Photo: Maria Romero 

During the recent visit, Travia Smith, a Mills College MBA candidate and Human Capital Intern at the Bank, asked how employee morale differs at a worker co-op.  Tim Huet of Arizmendi’s development and support collective pointed out that average yearly turn-over in food businesses is 150%.  In contrast, twelve of fifteen founders are still working at Arizmendi Valencia three years after opening.  This consistency creates a huge business advantage, Huet explained, and a real connection to the community.

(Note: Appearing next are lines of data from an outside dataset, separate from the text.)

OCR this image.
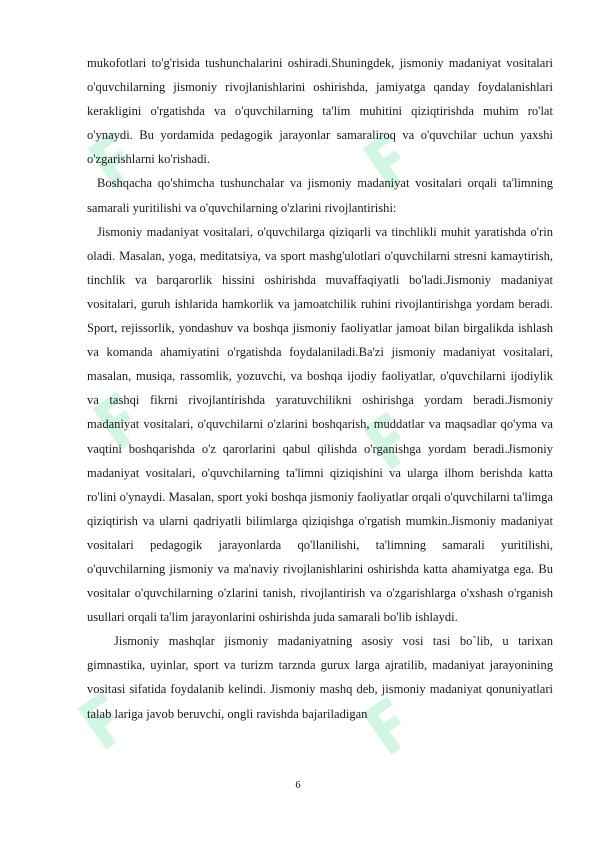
mukofotlari to'g'risida tushunchalarini oshiradi.Shuningdek, jismoniy madaniyat vositalari o'quvchilarning jismoniy rivojlanishlarini oshirishda, jamiyatga qanday foydalanishlari kerakligini o'rgatishda va o'quvchilarning ta'lim muhitini qiziqtirishda muhim ro'lat o'ynaydi. Bu yordamida pedagogik jarayonlar samaraliroq va o'quvchilar uchun yaxshi o'zgarishlarni ko'rishadi.

Boshqacha qo'shimcha tushunchalar va jismoniy madaniyat vositalari orqali ta'limning samarali yuritilishi va o'quvchilarning o'zlarini rivojlantirishi:

Jismoniy madaniyat vositalari, o'quvchilarga qiziqarli va tinchlikli muhit yaratishda o'rin oladi. Masalan, yoga, meditatsiya, va sport mashg'ulotlari o'quvchilarni stresni kamaytirish, tinchlik va barqarorlik hissini oshirishda muvaffaqiyatli bo'ladi.Jismoniy madaniyat vositalari, guruh ishlarida hamkorlik va jamoatchilik ruhini rivojlantirishga yordam beradi. Sport, rejissorlik, yondashuv va boshqa jismoniy faoliyatlar jamoat bilan birgalikda ishlash va komanda ahamiyatini o'rgatishda foydalaniladi.Ba'zi jismoniy madaniyat vositalari, masalan, musiqa, rassomlik, yozuvchi, va boshqa ijodiy faoliyatlar, o'quvchilarni ijodiylik va tashqi fikrni rivojlantirishda yaratuvchilikni oshirishga yordam beradi.Jismoniy madaniyat vositalari, o'quvchilarni o'zlarini boshqarish, muddatlar va maqsadlar qo'yma va vaqtini boshqarishda o'z qarorlarini qabul qilishda o'rganishga yordam beradi.Jismoniy madaniyat vositalari, o'quvchilarning ta'limni qiziqishini va ularga ilhom berishda katta ro'lini o'ynaydi. Masalan, sport yoki boshqa jismoniy faoliyatlar orqali o'quvchilarni ta'limga qiziqtirish va ularni qadriyatli bilimlarga qiziqishga o'rgatish mumkin.Jismoniy madaniyat vositalari pedagogik jarayonlarda qo'llanilishi, ta'limning samarali yuritilishi, o'quvchilarning jismoniy va ma'naviy rivojlanishlarini oshirishda katta ahamiyatga ega. Bu vositalar o'quvchilarning o'zlarini tanish, rivojlantirish va o'zgarishlarga o'xshash o'rganish usullari orqali ta'lim jarayonlarini oshirishda juda samarali bo'lib ishlaydi.

Jismoniy mashqlar jismoniy madaniyatning asosiy vosi tasi bo`lib, u tarixan gimnastika, uyinlar, sport va turizm tarznda gurux larga ajratilib, madaniyat jarayonining vositasi sifatida foydalanib kelindi. Jismoniy mashq deb, jismoniy madaniyat qonuniyatlari talab lariga javob beruvchi, ongli ravishda bajariladigan

6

The Arizmendi Association (named after Father Jose Maria Arizmendiarrieta, the Catholic Priest who founded the Mondragon cooperatives in the Basque region of Spain) has always had an ethos of creating more dignified jobs through developing cooperatives and it is on the cutting edge of new strategies for co-op growth.  Under most co-op profit sharing practices, founders take on the bulk of the financial risk of the start-up business but share rewards equally with owners who join the business later. Huet wants to figure out how to incentivize senior worker-owners to create more jobs through mechanisms like shifting some profits back to founders as a reward for each new job created. 

Michael Salemi, a Cal State East Bay MBA graduate and Beneficial State Bank outreach and marketing intern reflected that students receive little to no exposure to cooperative ownership through MBA programs.  Huet commented that conventional attitudes toward business leadership point toward a single individual in charge of everything. The Arizmendi bakeries offer a vision of effective collective leadership.  

“The wonderful thing about this model,” Huet said, “is you can own a business AND go on vacation, knowing that everything is going to be just fine."